THE APEX TIMES
Box Office Preview: “Toy Story 5” Targets a Near-$90M Second Weekend, Closing the Gap With “Supergirl”
Disney and Pixar’s “Toy Story 5” is aiming for roughly a $90 million second frame, while Warner Bros.’ DC Studios title “Supergirl” is described as the comparative benchmark heading into the weekend.
Disney and Pixar’s “Toy Story 5” is set for its second weekend in theaters with expectations anchored around a near-$90 million total, according to a Deadline box office preview published June 24, 2026. The report frames “Toy Story 5” as positioned to play better than “Supergirl” over the same period, noting that it will have “more friends” than the James Gunn and Peter Safran-era DC Studios feature. The preview describes “Toy Story 5” as entering its second weekend as part of Disney and Pixar’s continuing run in multiplexes. It also ties the movie’s current theater performance to broader attendance patterns, comparing the momentum of Pixar’s latest installment to Warner Bros.’ “Supergirl,” which has been in theaters long enough for its own second-weekend trajectory to become a relevant point of comparison. On the Warner side, the Deadline report characterizes “Supergirl” as a $170 million DC Studios production, the second production under the James Gunn and Peter Safran operation at Warner Bros.’ comic book division after “Superman,” which the report says opened with a $125 million domestic debut last summer. In that framing, “Supergirl” is positioned not only as a franchise entry, but also as an early gauge of how the DC Studios leadership approach is landing with domestic audiences. The Deadline preview also places the movies in a specific release and distribution context. It reports that “Supergirl” is expected to open in the upper $40 millions at 3,600 theaters stateside, describing the wide theatrical footprint that typically shapes the opening weekend ceiling and the early second-weekend hold. Although the report emphasizes the comparative weekend story, it stops short of detailing specific ticket counts, week-to-week percentage holds, or full studio breakdowns beyond the headline figures. The core takeaway is the weekend ranking question, with “Toy Story 5” expected to land close to $90 million in its second weekend total and to outperform “Supergirl” in the preview’s “more friends” comparison. The next measurable benchmarks will come from weekend final box office numbers and the subsequent week-to-week changes that studios and exhibitors track through actual weekend grosses, theater counts, and screen utilization.
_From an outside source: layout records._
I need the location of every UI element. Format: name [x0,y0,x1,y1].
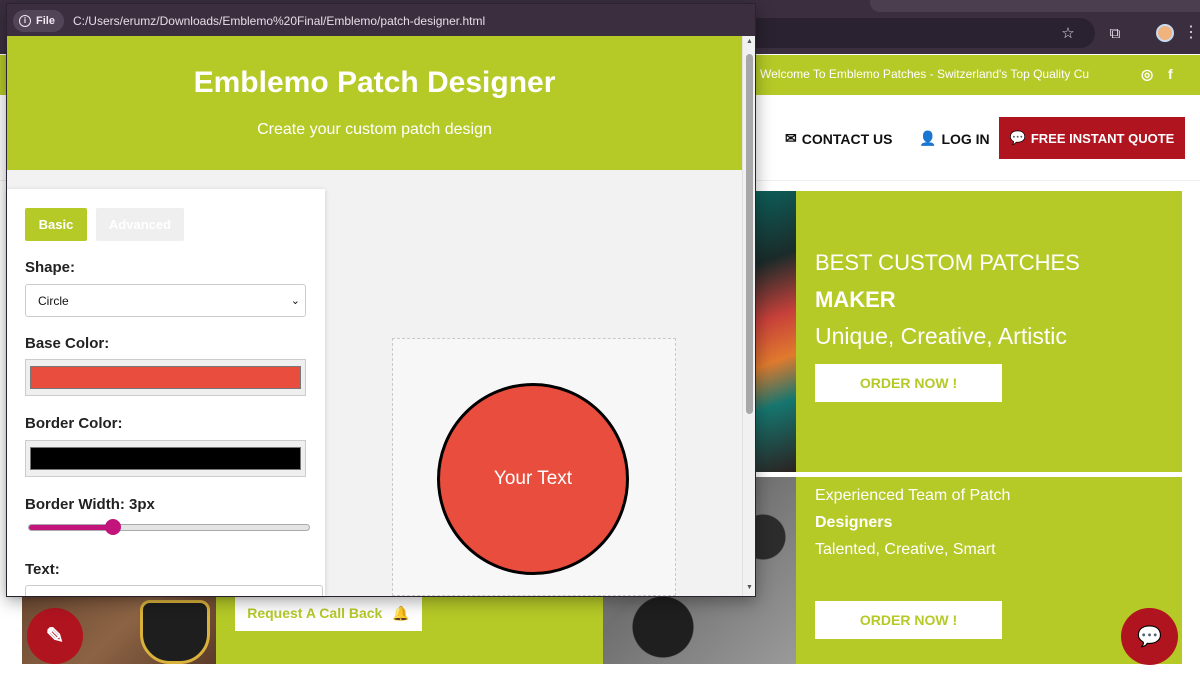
chat-icon[interactable]: 💬 [1121,608,1178,665]
info-icon: i [19,14,31,27]
text-label: Text: [25,561,60,578]
hero-tagline: Unique, Creative, Artistic [815,323,1067,349]
base-color-swatch [30,366,301,389]
popup-url[interactable]: C:/Users/erumz/Downloads/Emblemo%20Final… [73,14,485,28]
file-label: File [36,14,55,27]
site-info-chip[interactable]: i File [13,9,64,32]
designer-header [7,36,742,170]
popup-scrollbar[interactable]: ▲ ▼ [742,36,755,596]
base-color-label: Base Color: [25,335,110,352]
patch-text: Your Text [493,468,573,489]
browser-tab-strip[interactable] [870,0,1200,12]
hero-heading-bold: MAKER [815,287,896,312]
login-label: LOG IN [941,130,990,147]
user-icon: 👤 [919,130,937,146]
tab-advanced[interactable]: Advanced [96,208,184,241]
order-now-button[interactable]: ORDER NOW ! [815,364,1002,402]
login-link[interactable]: 👤 LOG IN [919,130,990,147]
border-width-slider[interactable] [28,524,310,531]
shape-selected-value: Circle [38,293,69,308]
tab-basic[interactable]: Basic [25,208,87,241]
slider-thumb[interactable] [104,519,121,535]
border-color-label: Border Color: [25,415,123,432]
contact-us-link[interactable]: ✉ CONTACT US [785,130,892,147]
team-heading: Experienced Team of Patch [815,487,1011,504]
designer-title: Emblemo Patch Designer [193,66,556,99]
contact-us-label: CONTACT US [801,130,893,147]
design-tool-icon[interactable]: ✎ [27,608,83,664]
hero-heading: BEST CUSTOM PATCHES [815,250,1080,275]
announcement-text: Welcome To Emblemo Patches - Switzerland… [760,67,1090,81]
scroll-down-icon[interactable]: ▼ [745,584,754,591]
scroll-up-icon[interactable]: ▲ [745,38,754,45]
scrollbar-thumb[interactable] [746,54,753,414]
slider-fill [29,525,113,530]
browser-address-bar[interactable] [755,18,1095,48]
star-icon[interactable]: ☆ [1057,22,1079,44]
shape-label: Shape: [25,259,76,276]
team-tagline: Talented, Creative, Smart [815,541,996,558]
base-color-picker[interactable] [25,359,306,396]
facebook-icon[interactable]: f [1168,66,1173,82]
free-quote-label: FREE INSTANT QUOTE [1030,130,1175,146]
border-color-picker[interactable] [25,440,306,477]
shape-select[interactable]: Circle ⌄ [25,284,306,317]
hero-image-patches [755,191,796,472]
chat-bubble-icon: 💬 [1009,130,1026,145]
instagram-icon[interactable]: ◎ [1141,66,1153,83]
bell-icon: 🔔 [392,604,410,621]
puzzle-icon[interactable]: ⧉ [1104,22,1126,44]
request-callback-button[interactable]: Request A Call Back 🔔 [235,595,422,631]
kebab-icon[interactable]: ⋮ [1183,22,1199,44]
profile-avatar[interactable] [1156,24,1174,42]
patch-text-input[interactable] [25,585,323,596]
patch-preview[interactable]: Your Text [437,383,629,575]
popup-address-bar: i File C:/Users/erumz/Downloads/Emblemo%… [7,4,755,37]
request-callback-label: Request A Call Back [247,605,383,621]
designer-subtitle: Create your custom patch design [257,121,492,138]
border-color-swatch [30,447,301,470]
chevron-down-icon: ⌄ [290,295,300,307]
border-width-label: Border Width: 3px [25,496,155,513]
free-quote-button[interactable]: 💬 FREE INSTANT QUOTE [999,117,1185,159]
order-now-button-2[interactable]: ORDER NOW ! [815,601,1002,639]
envelope-icon: ✉ [785,130,797,146]
patch-photo-badge [140,600,210,664]
team-heading-bold: Designers [815,514,893,531]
Those figures will clarify whether the early comparative framing holds up once daily grosses and final reporting are completed for the June 24-28 weekend period.
Why It Matters
- Weekend final grosses help studios, exhibitors, and distributors evaluate momentum beyond opening weekend, including how well films hold attention into their second frame.
- The “Toy Story 5” versus “Supergirl” comparison is effectively a test of how Disney and Pixar’s brand strength is performing alongside Warner’s DC Studios slate under the Gunn-Safran framework.
- The preview’s theater-count and opening-weekend framing underscores the practical economic stakes for wide releases, where screen availability and early audience demand can influence the full run.
- For DC Studios, the reported placement of “Supergirl” within the Gunn-Safran early lineup makes its weekend trajectory part of the public performance record for that production slate.
- As final numbers arrive, they will provide a concrete basis for how each studio’s theatrical strategy is translating into domestic audience retention, not just first-weekend impact.
Key Facts
- Deadline preview expects “Toy Story 5” to post near $90 million in its second weekend total.
- The same preview says “Toy Story 5” is expected to have more audience strength than “Supergirl” over the weekend being covered.
- “Supergirl” is described as a $170 million DC Studios production.
- Deadline links “Supergirl” to the James Gunn and Peter Safran run at Warner Bros. comic book division, describing it as the second production under that leadership after “Superman.”
- The preview says “Superman” opened with a $125 million domestic opening last summer.
- Deadline reports “Supergirl” is expected to open in the upper $40 millions at 3,600 theaters stateside.